In this video Antoine Leblond, Senior Vice President of the Office Productivity Applications Group, talks about Microsoft Office 14 for the web. Says Leblond, these versions of Office 14 are lightweight, cross platform, cross browser web based versions of Word, Powerpoint, Excel and OneNote. They are designed to give users access to their Office applications when they are away from their desktop and only have access to a browser.
Leblond also spoke of the ability to use Office Mobile on your mobile phone to access your Office documents, and the ability to work seamlessly between those three different platforms. There is a limited technical preview scheduled to be available by the end of the year.
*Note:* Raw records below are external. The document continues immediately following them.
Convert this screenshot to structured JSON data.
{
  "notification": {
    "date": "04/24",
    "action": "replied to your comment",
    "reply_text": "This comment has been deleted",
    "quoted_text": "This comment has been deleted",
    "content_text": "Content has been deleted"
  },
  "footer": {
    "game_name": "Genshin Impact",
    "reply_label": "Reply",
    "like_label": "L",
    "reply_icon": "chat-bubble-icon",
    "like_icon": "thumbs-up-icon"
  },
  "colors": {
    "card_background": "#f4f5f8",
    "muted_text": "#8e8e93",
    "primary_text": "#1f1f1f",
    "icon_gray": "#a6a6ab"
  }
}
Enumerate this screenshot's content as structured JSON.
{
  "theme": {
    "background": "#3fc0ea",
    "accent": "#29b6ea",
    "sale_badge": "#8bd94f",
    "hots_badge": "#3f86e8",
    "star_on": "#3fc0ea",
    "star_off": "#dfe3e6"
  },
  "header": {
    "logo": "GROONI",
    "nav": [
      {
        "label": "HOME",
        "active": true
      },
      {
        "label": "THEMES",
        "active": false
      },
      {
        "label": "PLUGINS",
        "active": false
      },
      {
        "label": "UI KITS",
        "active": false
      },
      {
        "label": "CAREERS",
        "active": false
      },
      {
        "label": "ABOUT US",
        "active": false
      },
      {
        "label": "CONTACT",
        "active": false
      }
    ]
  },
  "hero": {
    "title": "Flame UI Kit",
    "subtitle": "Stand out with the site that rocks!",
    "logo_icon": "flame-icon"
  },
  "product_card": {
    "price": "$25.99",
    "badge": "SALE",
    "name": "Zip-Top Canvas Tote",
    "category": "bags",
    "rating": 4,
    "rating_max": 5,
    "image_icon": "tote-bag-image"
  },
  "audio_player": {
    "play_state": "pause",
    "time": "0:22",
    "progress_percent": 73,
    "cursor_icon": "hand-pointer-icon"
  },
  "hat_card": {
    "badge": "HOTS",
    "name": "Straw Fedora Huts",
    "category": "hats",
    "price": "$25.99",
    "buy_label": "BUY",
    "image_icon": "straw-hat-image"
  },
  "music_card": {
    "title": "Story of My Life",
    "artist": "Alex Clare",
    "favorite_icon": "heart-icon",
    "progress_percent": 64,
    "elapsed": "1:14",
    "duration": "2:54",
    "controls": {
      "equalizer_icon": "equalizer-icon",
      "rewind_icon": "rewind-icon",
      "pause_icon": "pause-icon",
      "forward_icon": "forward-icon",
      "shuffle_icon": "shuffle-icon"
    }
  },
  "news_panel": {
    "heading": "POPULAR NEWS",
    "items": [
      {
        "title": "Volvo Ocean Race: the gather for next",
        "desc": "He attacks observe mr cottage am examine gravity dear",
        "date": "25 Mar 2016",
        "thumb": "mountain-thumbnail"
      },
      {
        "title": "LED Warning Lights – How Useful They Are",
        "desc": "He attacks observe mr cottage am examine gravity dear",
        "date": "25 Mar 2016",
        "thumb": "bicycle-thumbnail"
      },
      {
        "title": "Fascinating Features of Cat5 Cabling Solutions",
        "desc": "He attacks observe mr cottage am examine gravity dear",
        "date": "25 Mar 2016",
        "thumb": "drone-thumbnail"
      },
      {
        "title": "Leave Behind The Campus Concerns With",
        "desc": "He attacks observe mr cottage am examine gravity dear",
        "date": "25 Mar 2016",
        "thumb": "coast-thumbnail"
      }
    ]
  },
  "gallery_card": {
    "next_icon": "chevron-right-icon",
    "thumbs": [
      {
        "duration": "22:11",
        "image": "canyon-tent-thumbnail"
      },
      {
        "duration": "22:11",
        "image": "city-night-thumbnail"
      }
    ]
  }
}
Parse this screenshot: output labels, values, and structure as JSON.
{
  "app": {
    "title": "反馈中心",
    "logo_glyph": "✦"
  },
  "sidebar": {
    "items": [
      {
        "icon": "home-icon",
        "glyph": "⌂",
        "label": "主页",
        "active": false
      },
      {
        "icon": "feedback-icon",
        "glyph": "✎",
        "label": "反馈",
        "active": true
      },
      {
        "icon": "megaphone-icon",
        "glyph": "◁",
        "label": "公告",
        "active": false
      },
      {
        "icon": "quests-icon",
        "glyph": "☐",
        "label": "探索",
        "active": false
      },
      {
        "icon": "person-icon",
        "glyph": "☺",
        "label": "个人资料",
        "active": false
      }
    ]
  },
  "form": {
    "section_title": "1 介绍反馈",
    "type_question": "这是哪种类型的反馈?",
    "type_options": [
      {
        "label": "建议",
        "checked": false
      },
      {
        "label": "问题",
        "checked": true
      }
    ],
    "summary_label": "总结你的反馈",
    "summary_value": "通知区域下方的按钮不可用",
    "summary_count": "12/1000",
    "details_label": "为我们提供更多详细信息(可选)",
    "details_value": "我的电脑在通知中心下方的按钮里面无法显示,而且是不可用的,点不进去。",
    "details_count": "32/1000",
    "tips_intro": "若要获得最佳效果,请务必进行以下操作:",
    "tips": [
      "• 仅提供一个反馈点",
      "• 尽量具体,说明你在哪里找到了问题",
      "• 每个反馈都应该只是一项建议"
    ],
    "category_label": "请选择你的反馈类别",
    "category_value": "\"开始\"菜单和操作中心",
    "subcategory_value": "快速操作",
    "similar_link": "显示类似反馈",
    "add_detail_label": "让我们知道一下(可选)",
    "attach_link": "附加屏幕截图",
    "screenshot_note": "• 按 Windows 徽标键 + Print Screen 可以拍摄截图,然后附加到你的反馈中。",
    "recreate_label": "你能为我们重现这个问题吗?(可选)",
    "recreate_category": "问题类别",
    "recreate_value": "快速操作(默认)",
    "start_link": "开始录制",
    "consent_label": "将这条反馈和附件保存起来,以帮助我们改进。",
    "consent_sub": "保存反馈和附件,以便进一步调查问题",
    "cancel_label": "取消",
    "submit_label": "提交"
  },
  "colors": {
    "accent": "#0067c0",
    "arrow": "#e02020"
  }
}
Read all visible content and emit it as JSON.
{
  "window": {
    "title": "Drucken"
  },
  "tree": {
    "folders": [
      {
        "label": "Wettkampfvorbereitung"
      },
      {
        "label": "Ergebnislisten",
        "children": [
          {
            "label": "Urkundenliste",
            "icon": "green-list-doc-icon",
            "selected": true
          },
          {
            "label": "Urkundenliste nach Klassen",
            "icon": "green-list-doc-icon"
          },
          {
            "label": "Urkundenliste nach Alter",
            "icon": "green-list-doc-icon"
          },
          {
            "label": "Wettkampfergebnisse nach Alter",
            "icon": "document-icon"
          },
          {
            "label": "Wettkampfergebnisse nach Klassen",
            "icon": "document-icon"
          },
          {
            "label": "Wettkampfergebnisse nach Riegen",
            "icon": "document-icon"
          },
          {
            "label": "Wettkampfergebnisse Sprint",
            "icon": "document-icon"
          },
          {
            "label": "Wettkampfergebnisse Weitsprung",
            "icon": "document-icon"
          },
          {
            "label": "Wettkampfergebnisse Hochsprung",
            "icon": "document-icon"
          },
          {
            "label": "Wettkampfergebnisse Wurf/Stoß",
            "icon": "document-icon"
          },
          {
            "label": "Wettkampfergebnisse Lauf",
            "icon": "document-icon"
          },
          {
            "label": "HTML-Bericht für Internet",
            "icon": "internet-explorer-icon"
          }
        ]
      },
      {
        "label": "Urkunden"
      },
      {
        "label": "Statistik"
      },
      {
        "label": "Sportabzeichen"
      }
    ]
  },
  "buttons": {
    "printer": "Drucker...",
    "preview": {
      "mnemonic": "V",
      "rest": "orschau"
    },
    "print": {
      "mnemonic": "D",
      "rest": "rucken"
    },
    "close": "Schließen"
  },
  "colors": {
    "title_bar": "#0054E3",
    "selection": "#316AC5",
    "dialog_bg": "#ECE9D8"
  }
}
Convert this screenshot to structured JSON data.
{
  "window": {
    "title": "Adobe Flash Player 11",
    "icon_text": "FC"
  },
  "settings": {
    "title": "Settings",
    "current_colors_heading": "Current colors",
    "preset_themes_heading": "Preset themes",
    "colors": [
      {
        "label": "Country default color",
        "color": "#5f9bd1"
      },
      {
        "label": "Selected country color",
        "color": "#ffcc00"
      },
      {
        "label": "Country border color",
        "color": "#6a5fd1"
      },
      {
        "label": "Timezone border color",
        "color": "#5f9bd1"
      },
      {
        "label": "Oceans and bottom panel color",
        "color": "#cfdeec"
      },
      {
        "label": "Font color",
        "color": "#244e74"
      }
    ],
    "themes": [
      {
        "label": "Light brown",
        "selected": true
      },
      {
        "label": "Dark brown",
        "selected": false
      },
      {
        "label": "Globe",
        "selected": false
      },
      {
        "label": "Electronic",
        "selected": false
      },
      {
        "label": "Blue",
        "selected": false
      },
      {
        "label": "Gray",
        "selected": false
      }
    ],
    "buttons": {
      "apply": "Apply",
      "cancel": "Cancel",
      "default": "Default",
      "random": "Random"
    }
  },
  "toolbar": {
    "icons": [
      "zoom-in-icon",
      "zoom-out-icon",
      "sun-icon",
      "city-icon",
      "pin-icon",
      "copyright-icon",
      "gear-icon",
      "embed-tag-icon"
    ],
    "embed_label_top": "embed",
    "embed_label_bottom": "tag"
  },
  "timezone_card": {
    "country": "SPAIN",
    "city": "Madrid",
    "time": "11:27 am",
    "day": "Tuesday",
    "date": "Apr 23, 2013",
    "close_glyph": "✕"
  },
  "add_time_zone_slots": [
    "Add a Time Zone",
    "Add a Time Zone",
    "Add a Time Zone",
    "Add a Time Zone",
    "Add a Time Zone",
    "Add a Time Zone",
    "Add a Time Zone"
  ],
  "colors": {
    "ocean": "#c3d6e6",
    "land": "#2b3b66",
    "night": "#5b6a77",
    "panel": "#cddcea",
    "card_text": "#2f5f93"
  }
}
Office 14 for the web will allow bloggers to do things like add Powerpoint presentations to their blogs. For consumer customers, users of the Office Live service will be able to get Office for the web. Business customers will be able to take advantage of a hosted subscription service or via volume licensing on their Sharepoint servers.
Office For The Web Demonstration
Later on in the video, Leblond is joined by Chris Bryant, Group Product Manager. In their ‘real world’ example, they showed OneNote allowing them to work collabroratively with one user using the rich office client in the office, one user using a laptop and another using OneNote mobile on their mobile phone. Users of any one of those devices could access the same document. The demonstration went as follow:
Antoine made a change to a document ‘at work’ using his rich client version of OneNote
Antoine’s change updated Chris’s laptop immediately so he was looking at the most up to date version of the document. Changes to the document get pushed out automatically to everone who is connected to it.
The update process also worked in the opposite direction as a change Chris made was transfererd to Antoine’s rich client
Office 14 Allows Multiple Concurrent Users
A combination of Ajax and Silverlight is used to facilitate Office 14 for the web. One giant leap forward in the new versions of the Office applications is the technology that allows multiple users to work on the same document simultaneously. The current locking process prevents two users from opening the same document for update simultaneously. This means that you could be working on a paragraph at the top of a document while a colleague works on a paragraph at the bottom of the same document. The document will be updated with all changes.